Metadata-Version: 2.1
Name: sitq
Version: 0.1.3
Summary: Learning to Hash for Maximum Inner Product Search
Home-page: https://github.com/shiroyagicorp/sitq
Author: Kazuaki Tanida
Author-email: UNKNOWN
License: MIT
Keywords: MIPS,LSH,ITQ,Maximum Inner Product Search
Platform: UNKNOWN
Classifier: Programming Language :: Python :: 3
Classifier: License :: OSI Approved :: MIT License
Requires-Dist: numpy
Requires-Dist: pqkmeans

================================
SITQ - Learning to Hash for MIPS
================================

SITQ is a fast algorithm for approximate Maximum Inner Product Search (MIPS).
It can find items which are likely to maximize inner product against a query in sublinear time.

Benchemark
==========

Recommendation is one of fields where SITQ can be used.
Experiments were conducted with `MovieLens 100K Dataset` and `MovieLens 20M Dataset`.

ALS in `benfred/implicit <https://github.com/benfred/implicit>`_ is used to learn vectors of items and users, where the score of \(user, item\) pair is computed through inner product of those vectors.
`Precision@10` is the ratio of correct recommendations against test dataset.
`Fetched items` are items against which inner product are computed.
Hashing algorithms are more preferable as average and standard deviation of `fetched items` are smaller.

ml-100k
-------

.. csv-table:: Signature length: 4, Minimum fetched items: 20
    :header: "Name", "Precision\\@10", "Fetched items. Avg", "Fetched items. Std"

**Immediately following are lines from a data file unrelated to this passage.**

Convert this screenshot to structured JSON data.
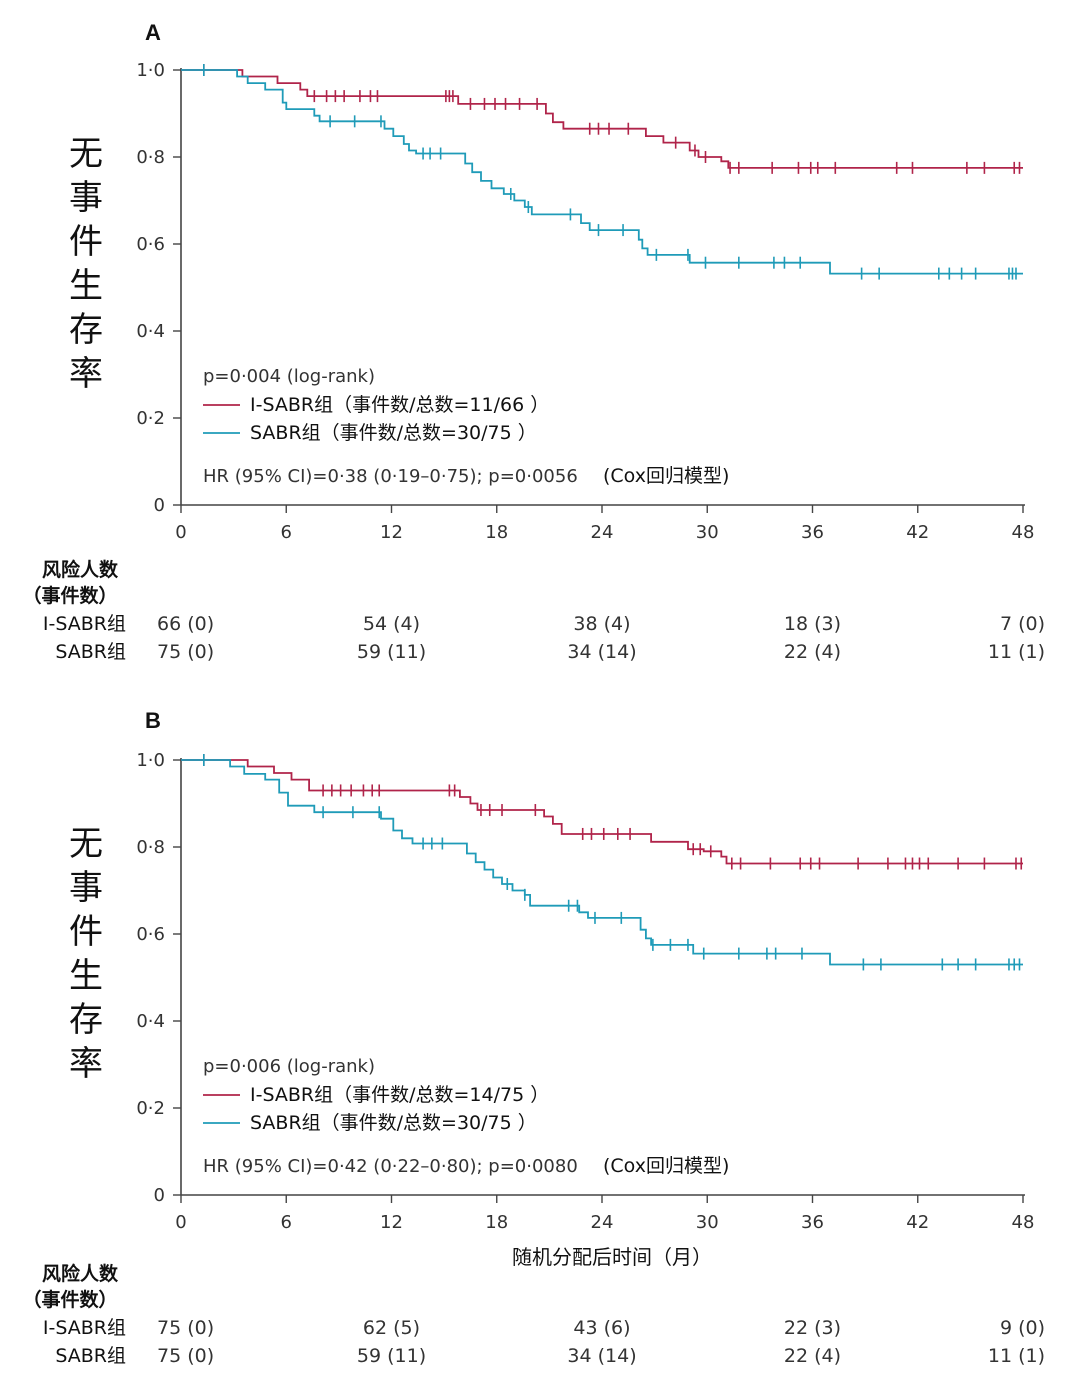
{
  "colors": {
    "isabr": "#b0244a",
    "sabr": "#1f9bb8",
    "axis": "#444444"
  },
  "chart_data": [
    {
      "panel": "A",
      "type": "line",
      "chart_subtype": "kaplan-meier",
      "ylabel": "无事件生存率",
      "xlabel": "",
      "xlim": [
        0,
        48
      ],
      "ylim": [
        0,
        1
      ],
      "xticks": [
        "0",
        "6",
        "12",
        "18",
        "24",
        "30",
        "36",
        "42",
        "48"
      ],
      "yticks": [
        "0",
        "0·2",
        "0·4",
        "0·6",
        "0·8",
        "1·0"
      ],
      "pvalue_text": "p=0·004 (log-rank)",
      "hr_text": "HR (95% CI)=0·38 (0·19–0·75); p=0·0056",
      "cox_text": "(Cox回归模型)",
      "legend": [
        "I-SABR组（事件数/总数=11/66 ）",
        "SABR组（事件数/总数=30/75 ）"
      ],
      "series": [
        {
          "name": "I-SABR组",
          "color_key": "isabr",
          "steps": [
            [
              0,
              1.0
            ],
            [
              3.5,
              0.985
            ],
            [
              5.5,
              0.97
            ],
            [
              6.8,
              0.955
            ],
            [
              7.2,
              0.94
            ],
            [
              15.5,
              0.94
            ],
            [
              15.8,
              0.922
            ],
            [
              20.5,
              0.922
            ],
            [
              20.8,
              0.9
            ],
            [
              21.2,
              0.88
            ],
            [
              21.8,
              0.865
            ],
            [
              26,
              0.865
            ],
            [
              26.5,
              0.848
            ],
            [
              27.5,
              0.833
            ],
            [
              29,
              0.815
            ],
            [
              29.5,
              0.8
            ],
            [
              30.8,
              0.79
            ],
            [
              31.2,
              0.775
            ],
            [
              48,
              0.775
            ]
          ],
          "censors": [
            1.3,
            7.6,
            8.3,
            8.8,
            9.3,
            10.2,
            10.8,
            11.2,
            15.1,
            15.3,
            15.5,
            16.5,
            17.3,
            17.9,
            18.5,
            19.3,
            20.3,
            23.3,
            23.8,
            24.4,
            25.5,
            28.2,
            29.3,
            29.9,
            31.3,
            31.8,
            33.7,
            35.2,
            35.9,
            36.3,
            37.3,
            40.8,
            41.7,
            44.8,
            45.8,
            47.5,
            47.8
          ]
        },
        {
          "name": "SABR组",
          "color_key": "sabr",
          "steps": [
            [
              0,
              1.0
            ],
            [
              3.2,
              0.985
            ],
            [
              3.8,
              0.97
            ],
            [
              4.8,
              0.955
            ],
            [
              5.8,
              0.925
            ],
            [
              6,
              0.91
            ],
            [
              7.6,
              0.895
            ],
            [
              7.9,
              0.882
            ],
            [
              11,
              0.882
            ],
            [
              11.6,
              0.865
            ],
            [
              12.1,
              0.848
            ],
            [
              12.7,
              0.83
            ],
            [
              13,
              0.815
            ],
            [
              13.4,
              0.808
            ],
            [
              15.9,
              0.808
            ],
            [
              16.2,
              0.785
            ],
            [
              16.6,
              0.765
            ],
            [
              17.1,
              0.745
            ],
            [
              17.7,
              0.728
            ],
            [
              18.4,
              0.715
            ],
            [
              19,
              0.7
            ],
            [
              19.6,
              0.685
            ],
            [
              20,
              0.668
            ],
            [
              22.5,
              0.668
            ],
            [
              22.8,
              0.648
            ],
            [
              23.3,
              0.632
            ],
            [
              25.9,
              0.632
            ],
            [
              26.1,
              0.61
            ],
            [
              26.3,
              0.59
            ],
            [
              26.6,
              0.575
            ],
            [
              28.6,
              0.575
            ],
            [
              29,
              0.557
            ],
            [
              36.8,
              0.557
            ],
            [
              37,
              0.532
            ],
            [
              48,
              0.532
            ]
          ],
          "censors": [
            1.3,
            8.5,
            9.9,
            11.4,
            13.8,
            14.2,
            14.8,
            18.8,
            19.8,
            22.2,
            23.8,
            25.2,
            27.1,
            28.9,
            29.9,
            31.8,
            33.8,
            34.4,
            35.3,
            38.8,
            39.8,
            43.2,
            43.8,
            44.5,
            45.3,
            47.2,
            47.4,
            47.6
          ]
        }
      ],
      "risk_table": {
        "header_line1": "风险人数",
        "header_line2": "（事件数）",
        "rows": [
          {
            "label": "I-SABR组",
            "values": [
              "66 (0)",
              "54 (4)",
              "38 (4)",
              "18 (3)",
              "7 (0)"
            ]
          },
          {
            "label": "SABR组",
            "values": [
              "75 (0)",
              "59 (11)",
              "34 (14)",
              "22 (4)",
              "11 (1)"
            ]
          }
        ]
      }
    },
    {
      "panel": "B",
      "type": "line",
      "chart_subtype": "kaplan-meier",
      "ylabel": "无事件生存率",
      "xlabel": "随机分配后时间（月）",
      "xlim": [
        0,
        48
      ],
      "ylim": [
        0,
        1
      ],
      "xticks": [
        "0",
        "6",
        "12",
        "18",
        "24",
        "30",
        "36",
        "42",
        "48"
      ],
      "yticks": [
        "0",
        "0·2",
        "0·4",
        "0·6",
        "0·8",
        "1·0"
      ],
      "pvalue_text": "p=0·006 (log-rank)",
      "hr_text": "HR (95% CI)=0·42 (0·22–0·80); p=0·0080",
      "cox_text": "(Cox回归模型)",
      "legend": [
        "I-SABR组（事件数/总数=14/75 ）",
        "SABR组（事件数/总数=30/75 ）"
      ],
      "series": [
        {
          "name": "I-SABR组",
          "color_key": "isabr",
          "steps": [
            [
              0,
              1.0
            ],
            [
              3.8,
              0.985
            ],
            [
              5.3,
              0.97
            ],
            [
              6.3,
              0.955
            ],
            [
              7.3,
              0.93
            ],
            [
              15.5,
              0.93
            ],
            [
              15.9,
              0.915
            ],
            [
              16.5,
              0.9
            ],
            [
              16.9,
              0.885
            ],
            [
              20.3,
              0.885
            ],
            [
              20.7,
              0.87
            ],
            [
              21.2,
              0.853
            ],
            [
              21.7,
              0.83
            ],
            [
              26.3,
              0.83
            ],
            [
              26.8,
              0.812
            ],
            [
              28.5,
              0.812
            ],
            [
              28.9,
              0.795
            ],
            [
              29.8,
              0.79
            ],
            [
              30.8,
              0.778
            ],
            [
              31.1,
              0.762
            ],
            [
              48,
              0.762
            ]
          ],
          "censors": [
            1.3,
            8.1,
            8.6,
            9.1,
            9.7,
            10.4,
            10.9,
            11.3,
            15.3,
            15.6,
            17.1,
            17.6,
            18.3,
            20.2,
            22.9,
            23.4,
            24.1,
            24.9,
            25.6,
            29.2,
            29.6,
            30.2,
            31.4,
            31.9,
            33.6,
            35.3,
            35.9,
            36.4,
            38.6,
            40.3,
            41.3,
            41.7,
            42.1,
            42.6,
            44.3,
            45.8,
            47.6,
            47.9
          ]
        },
        {
          "name": "SABR组",
          "color_key": "sabr",
          "steps": [
            [
              0,
              1.0
            ],
            [
              2.8,
              0.985
            ],
            [
              3.6,
              0.968
            ],
            [
              4.8,
              0.955
            ],
            [
              5.6,
              0.925
            ],
            [
              6.1,
              0.895
            ],
            [
              7.6,
              0.88
            ],
            [
              10.8,
              0.88
            ],
            [
              11.4,
              0.865
            ],
            [
              12.1,
              0.838
            ],
            [
              12.6,
              0.82
            ],
            [
              13.2,
              0.808
            ],
            [
              16,
              0.808
            ],
            [
              16.3,
              0.785
            ],
            [
              16.8,
              0.765
            ],
            [
              17.3,
              0.748
            ],
            [
              17.8,
              0.73
            ],
            [
              18.3,
              0.715
            ],
            [
              18.9,
              0.7
            ],
            [
              19.6,
              0.69
            ],
            [
              19.9,
              0.665
            ],
            [
              22.4,
              0.665
            ],
            [
              22.7,
              0.65
            ],
            [
              23.2,
              0.637
            ],
            [
              25.9,
              0.637
            ],
            [
              26.2,
              0.61
            ],
            [
              26.5,
              0.59
            ],
            [
              26.8,
              0.575
            ],
            [
              28.9,
              0.575
            ],
            [
              29.2,
              0.555
            ],
            [
              36.8,
              0.555
            ],
            [
              37,
              0.53
            ],
            [
              48,
              0.53
            ]
          ],
          "censors": [
            1.3,
            8.1,
            9.8,
            11.3,
            13.8,
            14.3,
            14.9,
            18.6,
            19.6,
            22.1,
            22.6,
            23.6,
            25.1,
            26.9,
            27.9,
            28.9,
            29.8,
            31.8,
            33.4,
            33.9,
            35.4,
            38.9,
            39.9,
            43.4,
            44.3,
            45.3,
            47.2,
            47.5,
            47.8
          ]
        }
      ],
      "risk_table": {
        "header_line1": "风险人数",
        "header_line2": "（事件数）",
        "rows": [
          {
            "label": "I-SABR组",
            "values": [
              "75 (0)",
              "62 (5)",
              "43 (6)",
              "22 (3)",
              "9 (0)"
            ]
          },
          {
            "label": "SABR组",
            "values": [
              "75 (0)",
              "59 (11)",
              "34 (14)",
              "22 (4)",
              "11 (1)"
            ]
          }
        ]
      }
    }
  ]
}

    "**SITQ**", 0.202, 105.2, 76.6
    "Simple-LSH", 0.182, 496.2, 441.2
    "ITQ", 0.199, 131.3, 93.7
    "LSH", 0.156, 161.9, 94.4
    "brute force", 0.242, \(1680\)

ml-20m
------

.. csv-table:: Signature length: 8, Minimum fetched items: 20
    :header: "Name", "Precision\\@10", "Fetched items. Avg", "Fetched items. Std"

    "**SITQ**", 0.112, 96.1, 151.1
    "Simple-LSH", 0.122, 2158.2, 5246.6
    "ITQ", 0.090, 111.0, 332.9
    "LSH", 0.069, 531.3, 912.2
    "brute force", 0.151, \(26671\)

Algorithm
=========

SITQ is an algorithm which combines Simple-LSH [1]_ and ITQ [2]_.

Simple-LSH utilizes ordinary LSH which is for cosine similarity.
In order to use LSH for MIPS, it converts a vector before computing its signature.

LSH computes signatures through transformation matrix which is fixed.
ITQ learns transformation matrix from item vectors for better hashing.

SITQ converts vectors by means of Simple-LSH, and learns transformation matrix through ITQ.

Example
=======

Install
-------

::

    pip install sitq

Get Signature
-------------

.. code-block:: python

    import numpy as np

    from sitq import Sitq


    # Create sample dataset
    items = np.random.rand(10000, 50)
    query = np.random.rand(50)

    sitq = Sitq(signature_size=8)

    # Learn transformation matrix
    sitq.fit(items)

    # Get signatures for items
    item_sigs = sitq.get_item_signatures(items)

    # Get signature for query
    query_sig = sitq.get_query_signatures([query])[0]

Retrieve items
--------------

.. code-block:: python

    import numpy as np

    from sitq import Mips


    # Create sample dataset
    items = np.random.rand(10000, 50)
    query = np.random.rand(50)

    mips = Mips(signature_size=8)

    # Learn lookup table and parameters for search
    mips.fit(items)

    # Find items which are likely to maximize inner product against query
    item_indexes, scores = mips.search(query, limit=10, distance=1)

References
----------

.. [1] Neyshabur, Behnam, and Nathan Srebro. "On symmetric and asymmetric LSHs for inner product search." arXiv preprint arXiv:1410.5518 (2014).
.. [2] Gong, Yunchao, et al. "Iterative quantization: A procrustean approach to learning binary codes for large-scale image retrieval." IEEE Transactions on Pattern Analysis and Machine Intelligence 35.12 (2013): 2916-2929.